どんな様式があろうと何が起ころうと、地平線や空、海、みたいなものは全人類共通ですから、そういった不変なものは葬儀や俗世の慣習にとらわれずにあることができると思ったわけです。


それはさておき、zoomのディスカッションではアクションの共有と理解を深める中で多様な意見の交流が行われました。

・マスクをしながらの作業は息苦しい

・公共空間へわざわざ自分が手を入れることへの気恥ずかしさ

・些細に思えた身近な空間への意識の至らなさ

・例えば、落ち葉を核にした生態系を人間の都合で処理することへの違和感

・作業者がまるで邪魔者であるかのような世間の冷たい目線

など、「必ずしも善意の正しい行いというものは好意的に受け入れられるわけではない」という事実が浮き彫りになり、なんともやるせない結果となりました。恐らく、福島の除染作業者はそういった葛藤の中で責務を全うしたのだろうということは容易に想像できるのではないかというのが全てをやり終えた感想です。

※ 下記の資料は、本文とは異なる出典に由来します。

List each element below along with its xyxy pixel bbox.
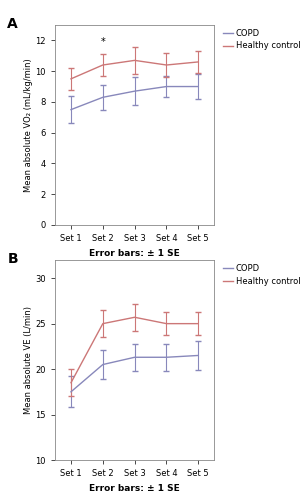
X-axis label: Error bars: ± 1 SE: Error bars: ± 1 SE: [89, 484, 180, 492]
Text: *: *: [100, 36, 105, 46]
Text: B: B: [7, 252, 18, 266]
Y-axis label: Mean absolute VO₂ (mL/kg/min): Mean absolute VO₂ (mL/kg/min): [24, 58, 33, 192]
Legend: COPD, Healthy control: COPD, Healthy control: [223, 264, 300, 285]
Text: A: A: [7, 17, 18, 31]
Y-axis label: Mean absolute VE (L/min): Mean absolute VE (L/min): [24, 306, 33, 414]
Legend: COPD, Healthy control: COPD, Healthy control: [223, 29, 300, 50]
X-axis label: Error bars: ± 1 SE: Error bars: ± 1 SE: [89, 248, 180, 258]
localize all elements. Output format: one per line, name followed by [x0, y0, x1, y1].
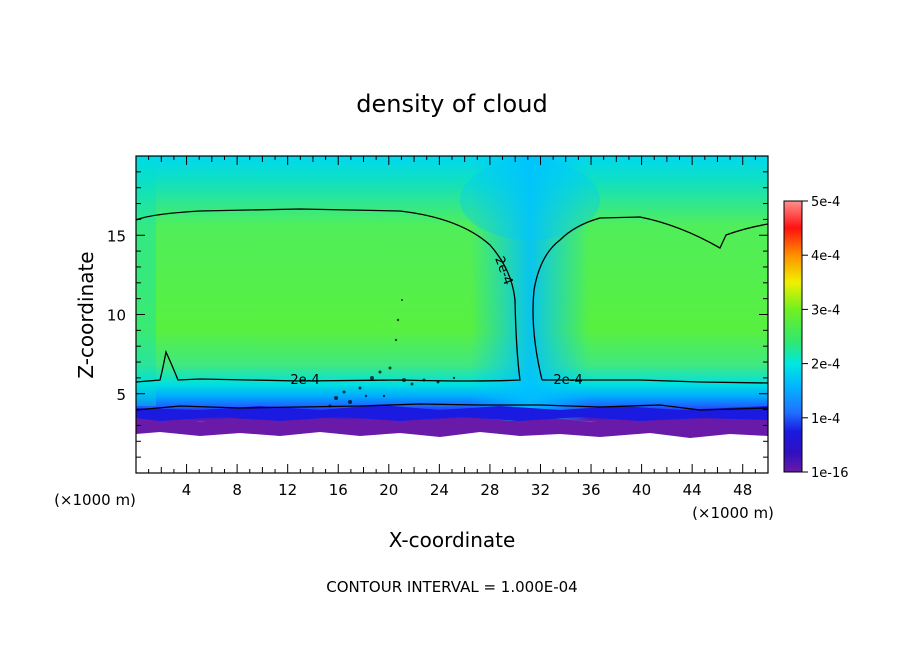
x-axis-label: X-coordinate [389, 528, 516, 552]
colorbar-tick-label: 1e-16 [811, 466, 849, 481]
x-unit-label: (×1000 m) [692, 504, 774, 522]
y-tick-label: 10 [107, 307, 126, 325]
contour-interval-note: CONTOUR INTERVAL = 1.000E-04 [326, 578, 577, 596]
y-axis: 5 10 15 [107, 171, 768, 458]
x-tick-label: 16 [329, 481, 348, 499]
y-tick-label: 5 [116, 386, 126, 404]
chart-title: density of cloud [356, 90, 547, 118]
x-tick-label: 28 [480, 481, 499, 499]
colorbar-tick-label: 1e-4 [811, 412, 840, 427]
x-tick-label: 24 [430, 481, 449, 499]
colorbar-tick-label: 2e-4 [811, 358, 840, 373]
x-tick-label: 8 [232, 481, 242, 499]
colorbar [783, 200, 803, 473]
x-tick-label: 40 [632, 481, 651, 499]
x-tick-label: 48 [733, 481, 752, 499]
contour-label: 2e-4 [290, 373, 319, 388]
x-tick-label: 12 [278, 481, 297, 499]
x-tick-label: 20 [379, 481, 398, 499]
heatmap-field [136, 156, 768, 473]
contour-1e-4-low [135, 403, 769, 411]
colorbar-tick-label: 3e-4 [811, 303, 840, 318]
y-axis-label: Z-coordinate [74, 251, 98, 378]
contour-2e-4-right [532, 216, 769, 384]
colorbar-tick-label: 5e-4 [811, 195, 840, 210]
contour-label: 2e-4 [553, 373, 582, 388]
colorbar-tick-label: 4e-4 [811, 249, 840, 264]
contour-2e-4-left [135, 208, 521, 383]
x-axis: 4 8 12 16 20 24 28 32 36 40 44 48 [148, 156, 756, 499]
contour-lines [135, 208, 769, 411]
colorbar-ticks: 1e-16 1e-4 2e-4 3e-4 4e-4 5e-4 [802, 195, 849, 481]
y-tick-label: 15 [107, 227, 126, 245]
x-tick-label: 32 [531, 481, 550, 499]
x-tick-label: 36 [581, 481, 600, 499]
x-tick-label: 44 [683, 481, 702, 499]
y-unit-label: (×1000 m) [54, 491, 136, 509]
contour-labels: 2e-4 2e-4 2e-4 [290, 255, 582, 388]
x-tick-label: 4 [182, 481, 192, 499]
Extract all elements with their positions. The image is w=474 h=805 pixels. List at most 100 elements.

そういった「やるせなさ」を解釈する装置として最初に提示されたルールが命綱となっているのは明白で、世間の偏見や悪意から身を守る装備としてのマスクがこのアクションの要点になっているかと思うと、やはりやるせないです。

このマスクは、下地として紙袋の表面をグラファイトで塗り固め、作業者の身の回りのゴミを貼り付けることで、特異さとステルス性を生み出し「私であって私でない者が、ゴミを纏いゴミを片付ける」という異質さを表出させます。

素材になっているグラファイトは原子炉の素材のひとつなので、輝かしい文明の残り香という意味で横浜トリエンナーレのタイトル「光の破片」や、テーマの一部の「毒」「ケア」ともつながりを感じさせます。

数年前に声高に叫ばれた「美しい日本」であるとか、誰しもが共存しているけれども意識されていない世界、あるいは、やがて迎える事象への無関心さなどが可視化され、突きつけられるようなイメージ。立ち止まって考えずにはいられない、力のある作品です。